Pideden mamul bir terör örgütü

Cumhuriyet’in dört üyesi bırakılmaz, geceyi hapiste geçiren gazeteci sayısı 162 olurken, IŞİD davasında tahliyeler ardı ardına geliyordu

SEZİN ÖNEY

29.07.2017

"Basın Bayramı"nda başladı Cumhuriyet davası demiştik… Beş günlük duruşmaların sonunda da, tıpkı "Basın Bayramı"nın bu topraklarda, 109 yıla dayanan tarihi gibi, yarı bayram yarı da yas oldu. Güray Öz, Musa Kart, Bülent Utku, Hakan Kara, Önder Çelik, Mustafa Kemal Güngör ve Turhan Günay'ın tahliye sevincine ortak olmamak mümkün mü? Tahliye olduklarında, Silivri önündeki bayram sevinci gerçekten, "bayram" kısmıydı işin. Dalgalar halinde tutuklanan gazetecilerin, "mümkün olabilen" ilk toplu tahliyesi hem de.

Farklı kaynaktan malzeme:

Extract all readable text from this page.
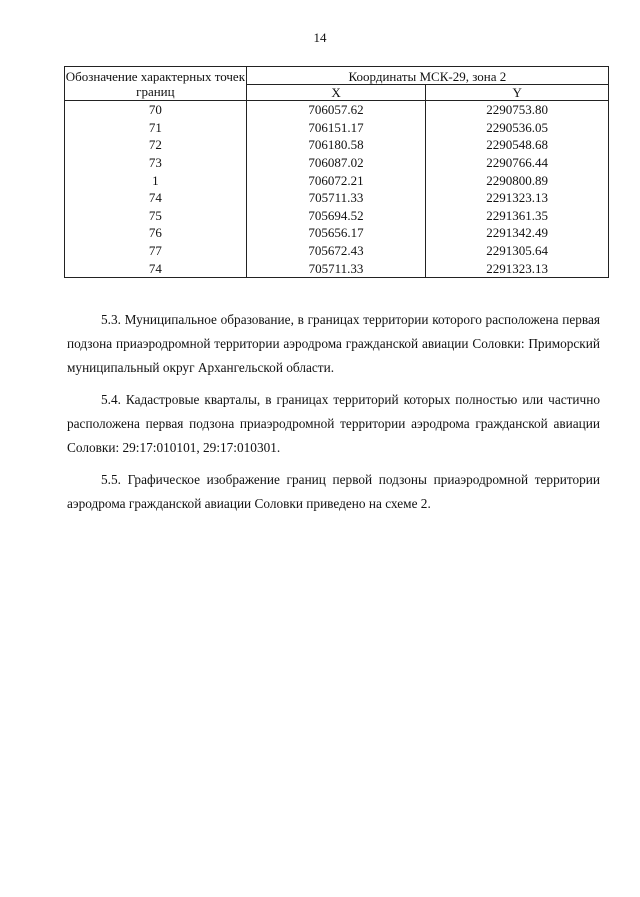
14
Обозначение характерных точек границ	Координаты МСК-29, зона 2	
	X	Y
70	706057.62	2290753.80
71	706151.17	2290536.05
72	706180.58	2290548.68
73	706087.02	2290766.44
1	706072.21	2290800.89
74	705711.33	2291323.13
75	705694.52	2291361.35
76	705656.17	2291342.49
77	705672.43	2291305.64
74	705711.33	2291323.13

5.3. Муниципальное образование, в границах территории которого расположена первая подзона приаэродромной территории аэродрома гражданской авиации Соловки: Приморский муниципальный округ Архангельской области.

5.4. Кадастровые кварталы, в границах территорий которых полностью или частично расположена первая подзона приаэродромной территории аэродрома гражданской авиации Соловки: 29:17:010101, 29:17:010301.

5.5. Графическое изображение границ первой подзоны приаэродромной территории аэродрома гражданской авиации Соловки приведено на схеме 2.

Ancak, Ahmet Şık, Akın Atalay, Kadri Gürsel ve Murat Sabuncu'nun tutukluluklarının devamı gerçekten yas hissettirdi. Eşleri, çocukları, yakınları için apayrı birşey tabii, ama Ahmet ve Kadri ile Murat Abiler, benim çok çok gençliğimin, daha okulluyken ilk gazetecilik zamanlarımın baş aktörleri oldukları için ben de resmen kahroldum karara…

Milliyet'te daha yeni yetme, aklı beş karış havada bir dış haberler muhabiri olarak gazeteciliğe başladığımda, önümüzdeki figürler, "rol modellerimiz", mesleği öğrendiğimiz kişilerdi. Şimdi de, en verimli çağlarında mesleği daha nice nesillere öğretmeye devam ediyor olmalılardı.

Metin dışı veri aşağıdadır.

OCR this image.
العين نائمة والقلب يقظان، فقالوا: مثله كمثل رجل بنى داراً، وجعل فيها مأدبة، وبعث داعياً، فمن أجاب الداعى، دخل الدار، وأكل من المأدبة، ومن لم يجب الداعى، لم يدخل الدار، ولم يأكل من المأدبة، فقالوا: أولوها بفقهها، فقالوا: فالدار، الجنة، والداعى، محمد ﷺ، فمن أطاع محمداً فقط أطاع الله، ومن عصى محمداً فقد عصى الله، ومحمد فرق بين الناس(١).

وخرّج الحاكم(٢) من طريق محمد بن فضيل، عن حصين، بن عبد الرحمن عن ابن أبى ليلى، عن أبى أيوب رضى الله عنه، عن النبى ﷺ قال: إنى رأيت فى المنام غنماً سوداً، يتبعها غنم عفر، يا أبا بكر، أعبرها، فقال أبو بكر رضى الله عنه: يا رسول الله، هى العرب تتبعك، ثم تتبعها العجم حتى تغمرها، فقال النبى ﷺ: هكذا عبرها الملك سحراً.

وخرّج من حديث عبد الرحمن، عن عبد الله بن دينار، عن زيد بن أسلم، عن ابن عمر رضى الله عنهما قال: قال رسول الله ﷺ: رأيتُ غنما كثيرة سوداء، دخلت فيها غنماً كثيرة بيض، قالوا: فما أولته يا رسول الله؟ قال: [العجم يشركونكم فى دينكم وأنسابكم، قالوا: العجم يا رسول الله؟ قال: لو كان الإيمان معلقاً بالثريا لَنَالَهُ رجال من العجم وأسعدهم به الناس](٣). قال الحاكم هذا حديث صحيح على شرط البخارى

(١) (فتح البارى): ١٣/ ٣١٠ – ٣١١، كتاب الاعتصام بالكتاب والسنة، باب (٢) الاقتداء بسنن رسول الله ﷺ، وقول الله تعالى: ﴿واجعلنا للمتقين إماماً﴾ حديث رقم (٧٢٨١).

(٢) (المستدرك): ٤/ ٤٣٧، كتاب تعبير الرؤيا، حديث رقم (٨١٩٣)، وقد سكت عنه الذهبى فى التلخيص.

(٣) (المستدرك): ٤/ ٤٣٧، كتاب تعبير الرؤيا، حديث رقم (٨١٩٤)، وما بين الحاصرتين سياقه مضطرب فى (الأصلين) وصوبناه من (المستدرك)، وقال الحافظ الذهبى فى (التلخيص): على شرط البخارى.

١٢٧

Bir de, aşırı tavizsiz oldukları bir konuda, Gülen Cemaati ile ilişkili olmakla, "FETÖ"cülükle suçlanmıyorlar mı! O kadar, o kadar haksız bir durum ki…
Bu beş gün, gazeteciliğin ve hukukçuluğun meslekî kurallarını tanıtan, bu iki  mesleğe dair de bir "giriş dersi" gibi devam etti. Gelecek kuşaklara da, bu dönemden geriye kalacak olan bu savunmalardaki "adalet çağrısı" olacak.

Savunmaların herbirinde, çok çarpıcı şeyler söylendi; ama şu kısmı davanın çok önemli: duruşmada yöneltilen soruların "terör" ile hiçbir alakası yok.
Ahmet Şık'ın da mahkemede dile getirdiği gibi, "Terör dosyası diyorsunuz, üç gündür gazeteci faaliyetlerimizi soruyorsunuz. Tek örgüt sorusu sormadınız. Nokta".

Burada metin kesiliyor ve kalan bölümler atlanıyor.